Hastening to the spot indicated the boys saw what looked to be a horse’s foot upside down in the sand. So startling was the resemblance that Jack and Arnold were completely deceived for a moment, but Frank’s laugh soon indicated that they had been mistaken.
“What is it?” asked Arnold eagerly. “Gee, but I see so many new things here I don’t know which to write a story about first.”
“Better not write any story about this,” admonished Frank. “The wonderful phenomenon you see before you, my friend, is not a horse at all. It is merely a crab shell from which the crab has gone.”
“A crab shell?” repeated Arnold in wonderment. “A real crab?”
“Sure enough,” declared Frank. “The underside of the shell has exactly the same outlines as the under side of a horse’s foot. This fellow has projecting from the heel a spikey tail that is hard and sharp at the end. The whole thing, as you see, is dried and hardened by exposure to the weather. The crab has been gone a long time.”

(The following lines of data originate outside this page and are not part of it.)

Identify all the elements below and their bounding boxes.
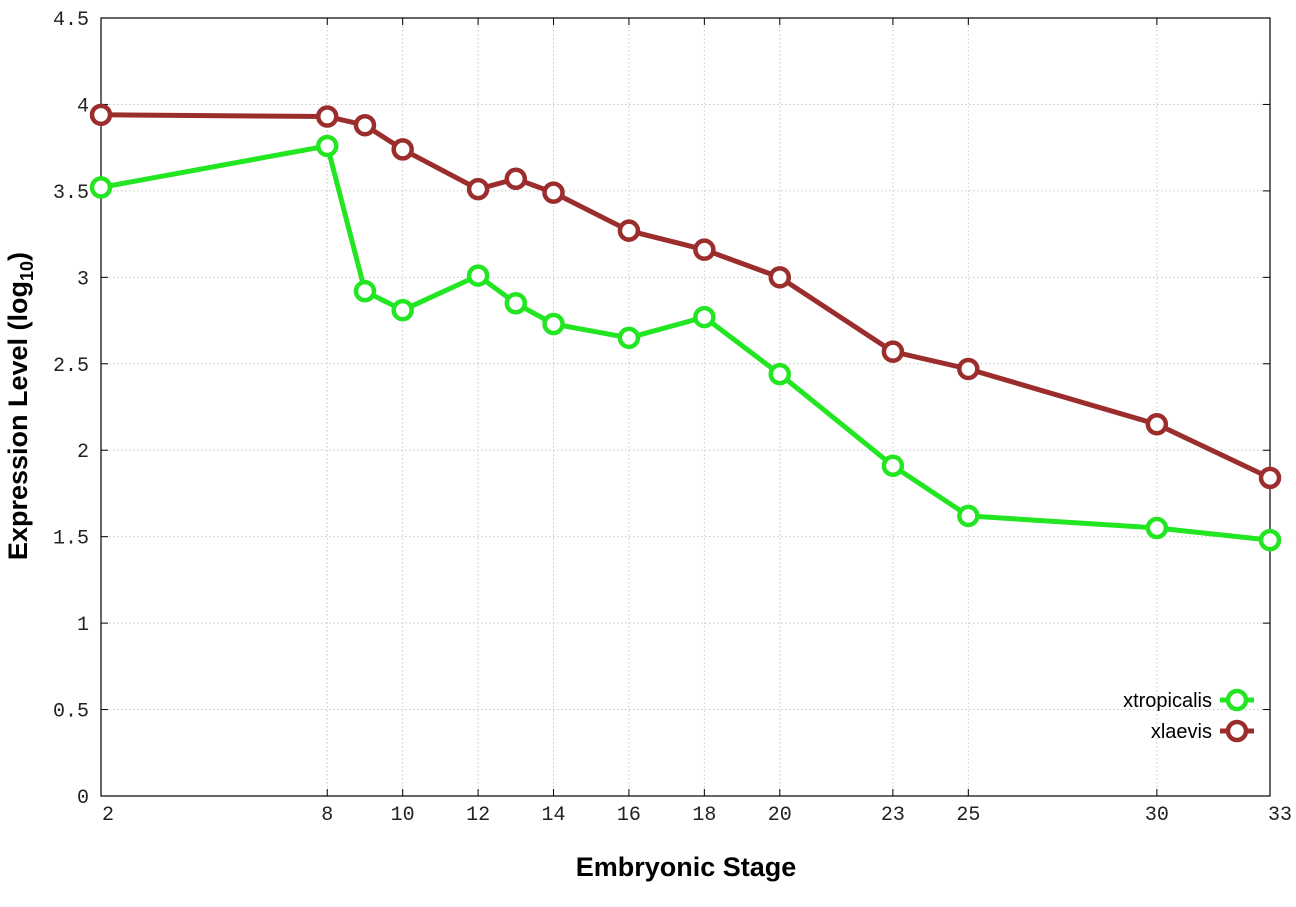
x-tick-label: 23 xyxy=(881,804,905,827)
data-point xyxy=(542,312,565,336)
data-point xyxy=(316,134,339,158)
y-tick-label: 0 xyxy=(77,787,89,810)
data-point xyxy=(768,362,792,386)
y-axis-title-close: ) xyxy=(3,252,33,261)
x-tick-label: 20 xyxy=(768,804,792,827)
data-point xyxy=(693,238,716,261)
data-point xyxy=(1258,528,1282,552)
grid-lines xyxy=(101,18,1270,796)
y-tick-label: 4 xyxy=(77,95,89,118)
y-axis-title: Expression Level (log10) xyxy=(3,252,37,560)
data-point xyxy=(504,292,528,315)
data-point xyxy=(353,113,377,137)
legend-label: xtropicalis xyxy=(1123,690,1212,712)
legend-label: xlaevis xyxy=(1151,721,1212,743)
x-tick-label: 10 xyxy=(391,804,415,827)
y-tick-label: 1 xyxy=(77,614,89,637)
series-line xyxy=(100,112,1272,481)
data-point xyxy=(617,326,641,350)
data-point xyxy=(89,103,113,127)
data-point xyxy=(881,340,905,363)
data-point xyxy=(957,357,980,381)
data-point xyxy=(617,219,641,242)
x-tick-label: 12 xyxy=(466,804,490,827)
legend-item: xlaevis xyxy=(1151,719,1254,743)
y-tick-label: 2.5 xyxy=(53,355,89,378)
legend: xtropicalis xlaevis xyxy=(1123,688,1254,743)
data-point xyxy=(542,181,565,204)
data-point xyxy=(1145,413,1169,436)
x-tick-label: 2 xyxy=(102,804,114,827)
data-point xyxy=(1145,516,1169,540)
data-point xyxy=(391,298,414,322)
x-tick-label: 8 xyxy=(321,804,333,827)
legend-marker xyxy=(1225,719,1249,743)
x-tick-label: 25 xyxy=(956,804,980,827)
data-point xyxy=(89,176,113,199)
x-tick-label: 30 xyxy=(1145,804,1169,827)
data-point xyxy=(466,264,490,287)
x-axis-title: Embryonic Stage xyxy=(576,852,797,882)
data-point xyxy=(957,504,980,528)
data-point xyxy=(353,279,377,303)
x-tick-label: 33 xyxy=(1268,804,1292,827)
data-point xyxy=(1258,466,1282,490)
axis-ticks: 0 0.5 1 1.5 2 2.5 3 3.5 4 4.5 2 8 10 12 14 16 18 20 23 25 30… xyxy=(53,9,1292,827)
data-point xyxy=(881,454,905,478)
x-tick-label: 14 xyxy=(542,804,566,827)
data-point xyxy=(316,105,339,128)
series-lines xyxy=(89,103,1282,552)
y-axis-title-main: Expression Level (log xyxy=(3,281,33,560)
legend-marker xyxy=(1225,688,1249,712)
y-tick-label: 1.5 xyxy=(53,528,89,551)
y-tick-label: 2 xyxy=(77,441,89,464)
series-xlaevis xyxy=(89,103,1282,490)
data-point xyxy=(466,177,490,201)
series-line xyxy=(100,143,1271,543)
data-point xyxy=(693,305,716,329)
x-tick-label: 18 xyxy=(692,804,716,827)
legend-item: xtropicalis xyxy=(1123,688,1254,712)
y-tick-label: 4.5 xyxy=(53,9,89,32)
data-point xyxy=(504,167,528,191)
series-xtropicalis xyxy=(89,134,1282,552)
data-point xyxy=(768,266,792,289)
y-axis-title-sub: 10 xyxy=(17,261,37,281)
plot-frame xyxy=(100,17,1271,797)
x-tick-label: 16 xyxy=(617,804,641,827)
y-tick-label: 3 xyxy=(77,268,89,291)
data-point xyxy=(391,138,414,161)
y-tick-label: 3.5 xyxy=(53,182,89,205)
y-tick-label: 0.5 xyxy=(53,701,89,724)
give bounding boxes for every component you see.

“I’m going to take it along,” asserted Arnold. “I’ll put it in my locker and make a collection of things I pick up. I’d like to see a flounder now so as to recognize one the next time I see it.”
“I have a fine big fellow at the place I had my fires,” Frank answered. “We’ll go over there and see how he’s getting on. I got him last night. I think he must weigh as much as three or four pounds.”
“Tell me some more about this Spanish Treasure Chest,” Jack said as the boys turned toward the site of Frank’s camp. “I’m anxious to know everything you overheard anywhere that would have a bearing on the matter from any viewpoint. It’s interesting.”
“I can’t tell you any more than I have. I know these fellows objected to our visiting this locality because they seemed to believe that we were trying to get something that belonged to them and they were ready to employ force if necessary to keep us out,” Frank said.
“We know they are a desperate gang,” Jack admitted. “Our own experiences show that. They also believe we are here on the same mission and already they have attempted to disable and sink our boat.”
Frank stopped in alarm. Glancing hurriedly about he grasped Jack’s arm and in a trembling tone entreated him to leave the vicinity at his earliest opportunity. Jack’s answer was a negative shake of his head. His companions also indicated their disapproval of the course.
“Well, here’s the flounder,” announced Frank at last picking up a fine specimen of that denizen of the Gulf waters. “He’s a beauty.”
The boys gathered about the fish admiring and investigating the peculiarities already mentioned by Frank. At last Harry spoke:
“But he wouldn’t be good raw and you had to have a fire. I’m always interested in seeing fire produced from a stick.”
“Oh, that’s not so difficult,” Frank answered; “watch me.”
Kneeling on the sand he grasped his fire stick in his left hand after placing the bowstring in position. With a shell over the upper end of the stick, he sawed away busily for a moment. A tiny wreath of smoke eddied away from the lower end of the stick.